A personagem de Bat é psicologicamente atormentada, transporta consigo um pesadíssimo sentimento de culpa, a pior das culpas, a culpa que queima. Olhado com desprezo por todos os outros (culpam-no da morte de um outro piloto) busca a redenção, e no seu olhar nota-se que está preparado para qualquer coisa que precisamente o redima – já não se interessa dos fins, só os meios contam para a sua meta, está preparado para todos os males inimagináveis, está pronto para entrar loucura a dentro, o que conta é então os meios que lhe atribuam dignidade – e nota-se, mais uma vez ambiguamente terrível, que esse prazer negativista lhe provoca, mesmo que ao virar de uma esquina, um sabor que ele não desdenha.
Carter já não precisa do sublime, estará porventura no belo, enquanto Bat está pronto e aceita entrar no estado do sublime Kantiano a qualquer momento.

E fundamental neste filme é falar na sua construção visual, que como já referi, não encontra par na história do cinema.
Para simplificar, poderia dizer, que no filme só os sentimentos do humano são verdadeiros, ou tratados verdadeiramente, tudo o resto é falso e artificial – e isso assusta.
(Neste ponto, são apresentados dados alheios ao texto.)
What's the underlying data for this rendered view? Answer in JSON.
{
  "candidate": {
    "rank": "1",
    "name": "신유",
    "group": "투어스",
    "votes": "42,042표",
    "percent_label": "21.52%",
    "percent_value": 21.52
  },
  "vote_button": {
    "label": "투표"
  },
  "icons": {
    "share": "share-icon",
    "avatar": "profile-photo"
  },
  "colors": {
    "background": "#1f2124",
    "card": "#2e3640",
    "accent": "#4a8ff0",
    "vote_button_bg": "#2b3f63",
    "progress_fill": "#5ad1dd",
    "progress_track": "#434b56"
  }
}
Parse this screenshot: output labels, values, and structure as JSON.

Todo e qualquer cenário, dos céus ás florestas, os interiores, etc., são altamente artificiais, tudo são maquetas e efeitos, volumes e ambiências altamente exageradas. Como num melodrama (e sem o ser), os cenários estão lá para potenciar, para melhor revelar a emoção das personagens e dos acontecimentos.
E é então neste aspecto que o belo é elidido do filme, isto porque não estamos perante formas reais, naturalistas ou perfeitamente limitadas, estamos sim perante objectos sem forma, totalmente ilimitados – isto porque se trata de construções amplamente exageradas, ao infinito, uma beleza que não existe nas coisas naturais, tal perfeição que assusta e que concorre em prazer ou beleza negativa com a vida e as acções dos homens – estamos no terreno do sublime perfeito.
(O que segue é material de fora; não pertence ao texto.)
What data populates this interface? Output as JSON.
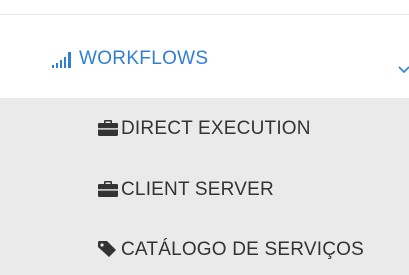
{
  "colors": {
    "accent": "#2f7fd6",
    "submenu_background": "#eaeaea",
    "submenu_text": "#333333"
  },
  "nav": {
    "header": {
      "icon": "signal-bars-icon",
      "label": "WORKFLOWS",
      "toggle_icon": "chevron-down-icon"
    },
    "items": [
      {
        "icon": "briefcase-icon",
        "label": "DIRECT EXECUTION"
      },
      {
        "icon": "briefcase-icon",
        "label": "CLIENT SERVER"
      },
      {
        "icon": "tag-icon",
        "label": "CATÁLOGO DE SERVIÇOS"
      }
    ]
  }
}
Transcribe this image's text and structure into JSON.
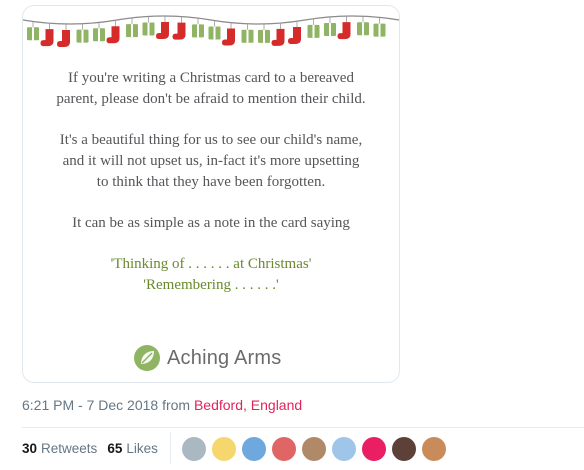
{
  "card": {
    "lines_p1": [
      "If you're writing a Christmas card to a bereaved",
      "parent, please don't be afraid to mention their child."
    ],
    "lines_p2": [
      "It's a beautiful thing for us to see our child's name,",
      "and it will not upset us, in-fact it's more upsetting",
      "to think that they have been forgotten."
    ],
    "line_p3": "It can be as simple as a note in the card saying",
    "quote1": "'Thinking of . . . . . . at Christmas'",
    "quote2": "'Remembering . . . . . .'",
    "logo_text": "Aching Arms",
    "logo_icon": "leaf-circle-icon"
  },
  "meta": {
    "timestamp": "6:21 PM - 7 Dec 2018 from",
    "location": "Bedford, England"
  },
  "stats": {
    "retweets_count": "30",
    "retweets_label": "Retweets",
    "likes_count": "65",
    "likes_label": "Likes"
  },
  "avatars": [
    {
      "name": "default-avatar",
      "color": "#aab8c2"
    },
    {
      "name": "pelps-avatar",
      "color": "#f5d76e"
    },
    {
      "name": "hands-avatar",
      "color": "#6fa8dc"
    },
    {
      "name": "sands-avatar",
      "color": "#e06666"
    },
    {
      "name": "photo-avatar-1",
      "color": "#b08968"
    },
    {
      "name": "diamond-avatar",
      "color": "#9fc5e8"
    },
    {
      "name": "pink-logo-avatar",
      "color": "#e91e63"
    },
    {
      "name": "photo-avatar-2",
      "color": "#5d4037"
    },
    {
      "name": "photo-avatar-3",
      "color": "#c98b5a"
    }
  ],
  "colors": {
    "accent": "#e0245e",
    "muted": "#657786",
    "quote": "#6a8a2c",
    "stocking": "#d62b2b",
    "gift": "#8fb463"
  }
}
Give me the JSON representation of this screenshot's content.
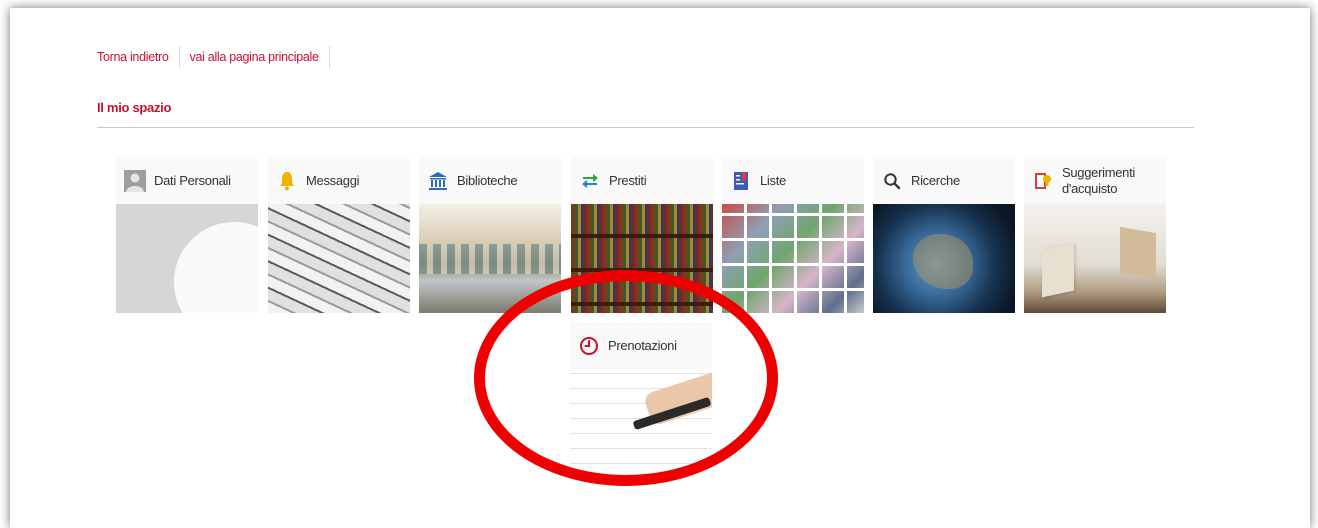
{
  "nav": {
    "back_label": "Torna indietro",
    "home_label": "vai alla pagina principale"
  },
  "section": {
    "title": "Il mio spazio"
  },
  "tiles": [
    {
      "label": "Dati Personali",
      "icon": "user-icon"
    },
    {
      "label": "Messaggi",
      "icon": "bell-icon"
    },
    {
      "label": "Biblioteche",
      "icon": "library-icon"
    },
    {
      "label": "Prestiti",
      "icon": "exchange-arrows-icon"
    },
    {
      "label": "Liste",
      "icon": "bookmark-list-icon"
    },
    {
      "label": "Ricerche",
      "icon": "search-icon"
    },
    {
      "label": "Suggerimenti d'acquisto",
      "icon": "suggestion-icon"
    },
    {
      "label": "Prenotazioni",
      "icon": "clock-icon"
    }
  ],
  "colors": {
    "accent": "#c8102e",
    "highlight": "#ee0000"
  }
}
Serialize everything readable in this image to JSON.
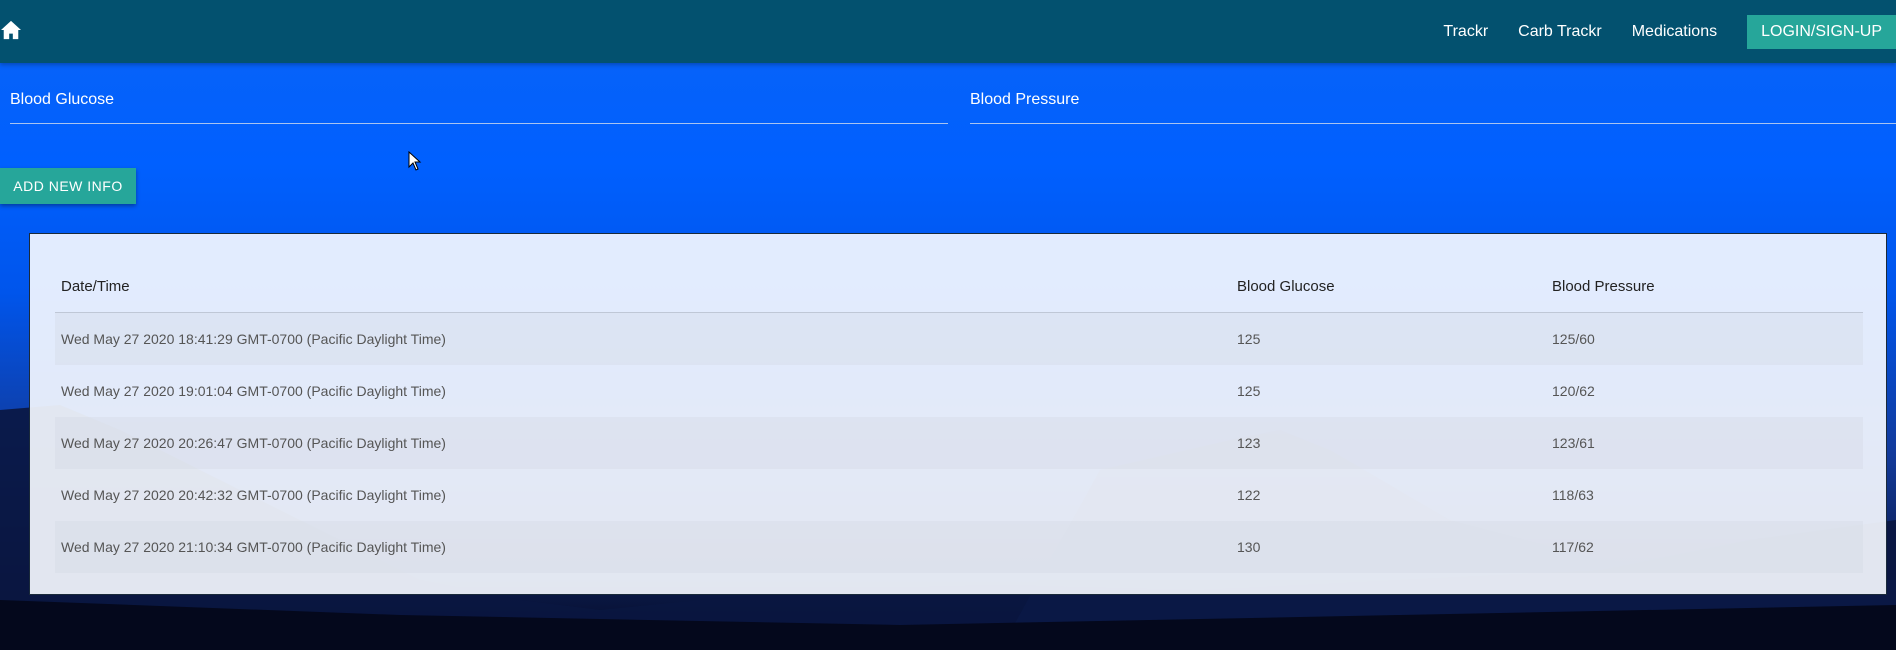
{
  "navbar": {
    "home_icon": "home-icon",
    "links": [
      "Trackr",
      "Carb Trackr",
      "Medications"
    ],
    "login_label": "LOGIN/SIGN-UP",
    "background_color": "#03516f",
    "accent_color": "#26a69a"
  },
  "form": {
    "blood_glucose_placeholder": "Blood Glucose",
    "blood_glucose_value": "",
    "blood_pressure_placeholder": "Blood Pressure",
    "blood_pressure_value": "",
    "add_button_label": "ADD NEW INFO"
  },
  "table": {
    "headers": [
      "Date/Time",
      "Blood Glucose",
      "Blood Pressure"
    ],
    "rows": [
      [
        "Wed May 27 2020 18:41:29 GMT-0700 (Pacific Daylight Time)",
        "125",
        "125/60"
      ],
      [
        "Wed May 27 2020 19:01:04 GMT-0700 (Pacific Daylight Time)",
        "125",
        "120/62"
      ],
      [
        "Wed May 27 2020 20:26:47 GMT-0700 (Pacific Daylight Time)",
        "123",
        "123/61"
      ],
      [
        "Wed May 27 2020 20:42:32 GMT-0700 (Pacific Daylight Time)",
        "122",
        "118/63"
      ],
      [
        "Wed May 27 2020 21:10:34 GMT-0700 (Pacific Daylight Time)",
        "130",
        "117/62"
      ]
    ]
  }
}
È a tal “técnica da natureza, representável como um sistema segundo leis, cujo principio não encontramos na nossa inteira faculdade do entendimento” a analogia com a arte, “o alargamento do nosso conceito da natureza, enquanto simples mecanismo”, ou seja, é através da tal falsificação e sublimação de todo um mundo natural, que não é assim, para lá de qualquer fechamento, que toda a construção visual do filme é assustadoramente sublime e atormenta todos os que a envolvem, todos os que ao filme assistem.
E se mais á frente Kant afirma que”o sublime não deve ser procurado nas coisas da natureza, mas unicamente nas nossa ideias", é a prova cabal que a visão de Hawks, quanto á forma como visualmente pôs todas as suas ideias e sensações na tela, foi no sentido de ignorar toda a natureza originária das coisas e do meio, sim envolver personagens e sentimentos, através dos meios e técnicas puramente artísticas, numa natureza outra, inaprisionável, que elevasse toda o negativismo dos jogos ambíguos de prazer.
Que quantidade de exagero? Que quantidade de sublime a este nível? Para lá de tudo, inimaginável e inaprisionavél, não equiparável a qualquer outra ordem de grandeza conhecida e adquirida, precisamente.
Para fechar o trabalho, volto a Benard da Costa, afinal foi ele que me incitou a escrever este artigo: o tal “…céu estrelado por cima de nós” com que ele finaliza ao texto é precisamente o máximo de ambição, mesmo que camuflada, que muitos dos aviadores têm – muitos humanos, diria, o sonho de voar para lá de tudo, livres, etc. – e que numa visão realista, razoável, principalmente no contexto infernal do filme, têm que ser visto como acto louco e puramente insano…acto ausente de qualquer razão, acto que requer, no limite, uma espécie de congelamento das forças e da razão vitais ao homem – é isto e é na esplendorosa construção visual que o filme está no mais puro terreno do sublime.